Online Antique Auctions
Obviously, online auctions are an increasing part of antique auctions these days. Some auctions are even a mix of in person and online. The process of a preview period and bidding are basically the same. However, the buyers have the option of previewing the items up for bid and bidding from the comfort of their own homes. It is likely that the popularity of websites like eBay and the reality of how things are done in pandemic times will lead to increase in online auctions.
American Art Buyers Define Art
American Art is typically refers to art that comes from the North American colonies and the United States from a variety of art methods such as paintings like the ever-popular realistic landscape and portrait pieces from the era.

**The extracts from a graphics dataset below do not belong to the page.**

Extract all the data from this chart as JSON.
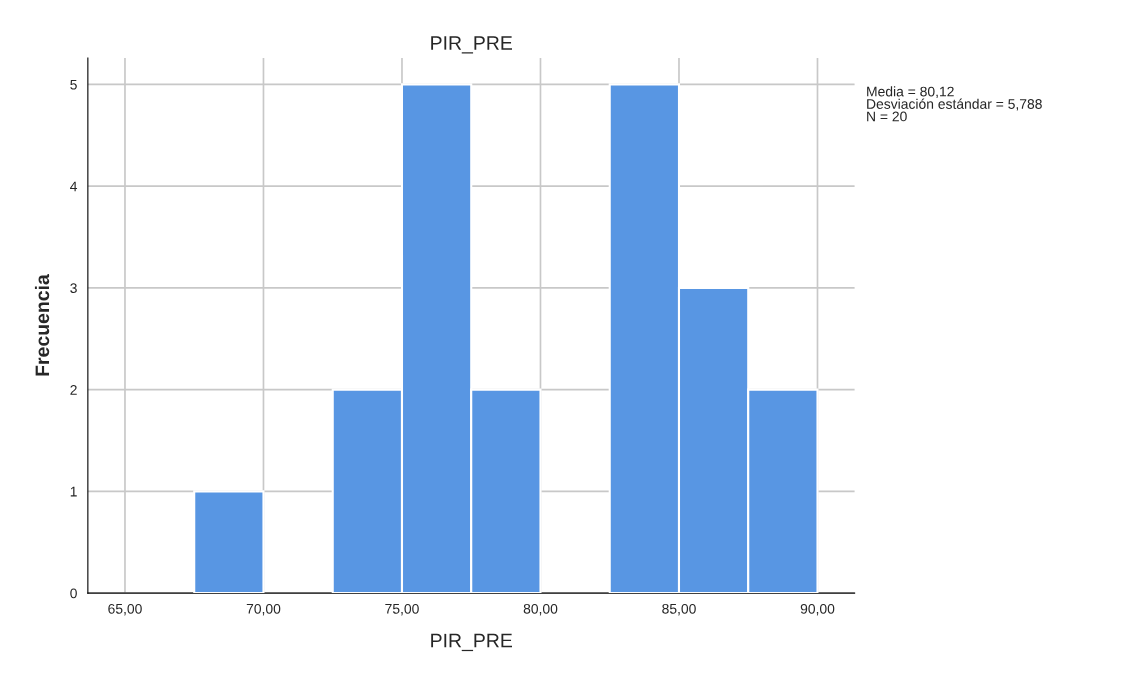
{
  "chart_data": {
    "type": "histogram",
    "title": "PIR_PRE",
    "xlabel": "PIR_PRE",
    "ylabel": "Frecuencia",
    "bins": [
      65,
      67.5,
      70,
      72.5,
      75,
      77.5,
      80,
      82.5,
      85,
      87.5,
      90
    ],
    "values": [
      0,
      1,
      0,
      2,
      5,
      2,
      0,
      5,
      3,
      2
    ],
    "color": "#5896e3",
    "xlim": [
      63.66,
      91.34
    ],
    "xticks": [
      {
        "value": 65,
        "label": "65,00"
      },
      {
        "value": 70,
        "label": "70,00"
      },
      {
        "value": 75,
        "label": "75,00"
      },
      {
        "value": 80,
        "label": "80,00"
      },
      {
        "value": 85,
        "label": "85,00"
      },
      {
        "value": 90,
        "label": "90,00"
      }
    ],
    "ylim": [
      0,
      5.26
    ],
    "yticks": [
      0,
      1,
      2,
      3,
      4,
      5
    ],
    "grid": true,
    "annotations": [
      "Media = 80,12\nDesviación estándar = 5,788\nN = 20"
    ]
  }
}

The term can be used more loosely, however, to include art from all of America such as North and South America. The definition is generally left up to American Art Buyers and art institutions that display the art. The Boston Museum of Fine Arts has redefined their interpretation for Colonial-related art as North American Colonial Art but includes all of early American art when speaking of American Art. Many American Art Buyers limit American Art to correlate with Colonial art only.

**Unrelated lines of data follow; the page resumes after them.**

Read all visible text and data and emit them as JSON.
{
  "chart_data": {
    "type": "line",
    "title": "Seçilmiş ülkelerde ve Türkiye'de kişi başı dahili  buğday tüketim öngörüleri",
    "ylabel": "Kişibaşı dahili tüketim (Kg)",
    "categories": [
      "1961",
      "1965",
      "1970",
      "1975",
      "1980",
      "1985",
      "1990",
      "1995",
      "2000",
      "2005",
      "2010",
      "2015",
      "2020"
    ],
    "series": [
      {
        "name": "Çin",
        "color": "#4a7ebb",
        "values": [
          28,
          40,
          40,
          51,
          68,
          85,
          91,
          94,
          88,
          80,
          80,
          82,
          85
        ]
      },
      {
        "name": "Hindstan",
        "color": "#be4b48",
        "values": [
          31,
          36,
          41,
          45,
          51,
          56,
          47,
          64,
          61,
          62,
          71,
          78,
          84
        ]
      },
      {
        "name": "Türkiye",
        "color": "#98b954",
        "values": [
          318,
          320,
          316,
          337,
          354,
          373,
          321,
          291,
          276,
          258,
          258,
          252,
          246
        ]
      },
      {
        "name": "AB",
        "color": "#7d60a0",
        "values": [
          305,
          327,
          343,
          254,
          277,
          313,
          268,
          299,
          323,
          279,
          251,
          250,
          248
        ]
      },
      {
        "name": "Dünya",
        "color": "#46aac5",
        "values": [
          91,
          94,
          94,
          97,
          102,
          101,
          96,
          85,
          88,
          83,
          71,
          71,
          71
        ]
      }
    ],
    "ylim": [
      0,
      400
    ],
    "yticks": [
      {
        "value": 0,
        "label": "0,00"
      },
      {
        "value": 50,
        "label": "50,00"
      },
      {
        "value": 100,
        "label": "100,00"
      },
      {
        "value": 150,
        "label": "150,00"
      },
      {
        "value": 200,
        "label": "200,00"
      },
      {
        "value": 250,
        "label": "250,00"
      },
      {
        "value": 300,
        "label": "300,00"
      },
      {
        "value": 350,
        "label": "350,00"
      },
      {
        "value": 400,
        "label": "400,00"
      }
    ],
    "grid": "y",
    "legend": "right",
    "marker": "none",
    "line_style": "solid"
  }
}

Some American Art Buyers also consider modern art made in America to be American Art. It seems that the compass of what American Art entails is often left up to the buyer or beholder.
Native American Art Buyers Guide
Native American Art is also referred to as American Indian art or the visual art of the aboriginal inhabitants of the Americas. It is the collection of art from American Indians and includes a wide scope of mediums such as pottery, paintings, and so forth. Native American Art buyers focus on art from Native Americans versus art from Europeans who lived in the colonies.

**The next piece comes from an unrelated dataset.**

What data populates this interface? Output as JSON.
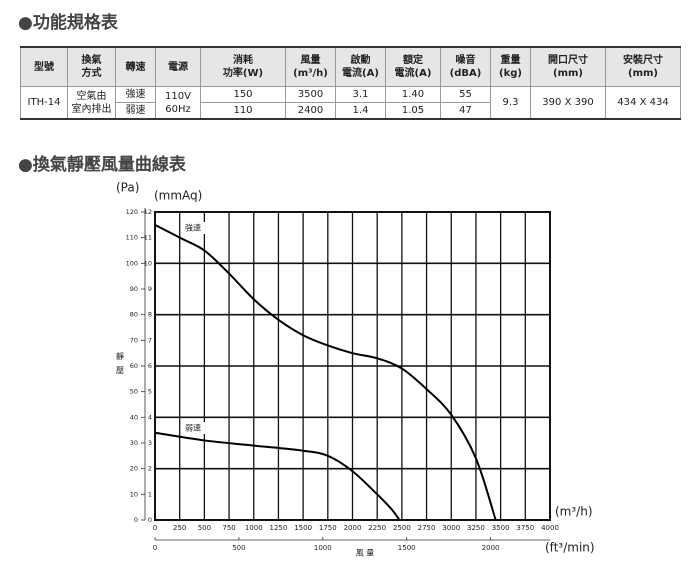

There is much to be learned through Native American Art about the indigenous people because unlike those who lived in the colonies during the times, they did not write about their history in the same manner as the Europeans. Instead, they left artifacts that contains pieces of their lives and culture.
Native American Art typically refers to antique pieces dating back centuries but can also embrace modern art that is done by Native Americans. The definition is defined by the individual Native American Art buyers.
American Art Collectors vs. Native American Art Buyers
American Art collectors are traditionally know as those who are interested in American Art from the colonial times but, can also include any type of art created in America from any age, such as Native American Art and modern art as well since Native Americans lived (and still live) in America just as art from modern Americans.
If you are looking to sell your American Art, it is best to check with individual American Art Buyers to find out for sure what their interpretation of the term is. If you have an Indian Art piece, you’ll want to first check with Native American Art buyers because you are more likely to find buyers who specialize in American Indian Art. On the other hand, if you are looking to sell early American art, you’d probably not do well selling to a Native American Art buyer. Knowing the channel to go through is imperative to maximize your return.
Sorting it All Out
While it can be confusing determining which type of buyer deals in a particular type and time period of art, knowing a little more about the terms used in the art world is extremely helpful. You are much more likely to sell your art for more when you go to the appropriate buyer to sell it so it is worth taking a little time to do your homework and brush up on what American Art entails versus what American Indian Art includes.